In a conference call with reporters Thursday, Zucker stressed that he did not want to copy Fox News and MSNBC, which have found success with a mix of news programming during the day and opinion and commentary shows in prime time.
"I think the most important thing is that CNN continue to remain editorially independent," he said, adding that the network shouldn't think of its competition as only Fox News and MSNBC. "I think that is a mistake," he said.
Zucker, who is to succeed Jim Walton starting in January, hinted that he would like to see CNN broaden its programming as a way to attract more viewers and strengthen its brand.
"News is not just about politics and war," he said. "The definition of news is broader than perhaps has been historically thought about here."
A former executive producer of NBC's highly successful morning program "Today," Zucker rose through the ranks of that network and eventually became chief executive of parent NBCUniversal.
However, several stumbles along the way tarnished his reputation. NBC's prime-time ratings fell on his watch, and several moves to try to revitalize the network failed, including an ill-fated move of Jay Leno from late night to prime time. He left NBCUniversal after cable giant Comcast Corp. took a majority stake in the company.
He is currently producing former "Today" anchor Katie Couric's daytime show but will leave that position in the next few weeks.
Zucker acknowledged that his run at the top of NBCUniversal hit some rough patches. "There is no doubt I made mistakes in the entertainment world, and I own those," Zucker said, adding that his comfort zone has always been daily journalism.
Pointing to the success Zucker has had as a news executive, Turner Broadcasting Chairman Phil Kent, to whom CNN's new chief will report, said, "it's pretty easy to figure out why I wanted him to do this job."
Though CNN is a worldwide brand with outlets around the globe, and a cash cow for Turner parent Time Warner Inc., it is often defined by its performance in the United States, where it has struggled for the past decade. The network is currently averaging about 700,000 viewers in prime time while Fox News has an average audience of almost 2.1 million. MSNBC averages about 900,000 viewers.

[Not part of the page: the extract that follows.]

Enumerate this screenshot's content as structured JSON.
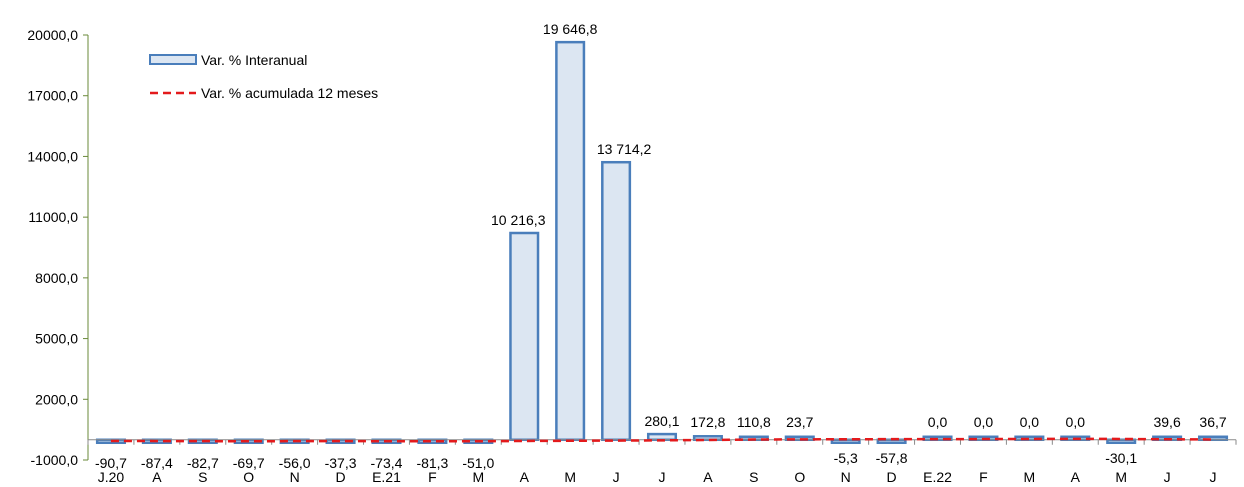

When Walton announced his resignation, he acknowledged in an email to his staff, "CNN needs new thinking" and "that starts with a new leader who brings a different perspective, different experiences and a new plan, one who will build on our great foundation and will commit to seeing it through."
Though Zucker said he doesn't want CNN to become a partisan channel, he did not rule out a return to shows such as "Crossfire" and "Capitol Gang," which featured commentary on the news. The trick, he said, is to find new ways to reinvent those sorts of political chat shows.
"Television needs to be compelling," he said.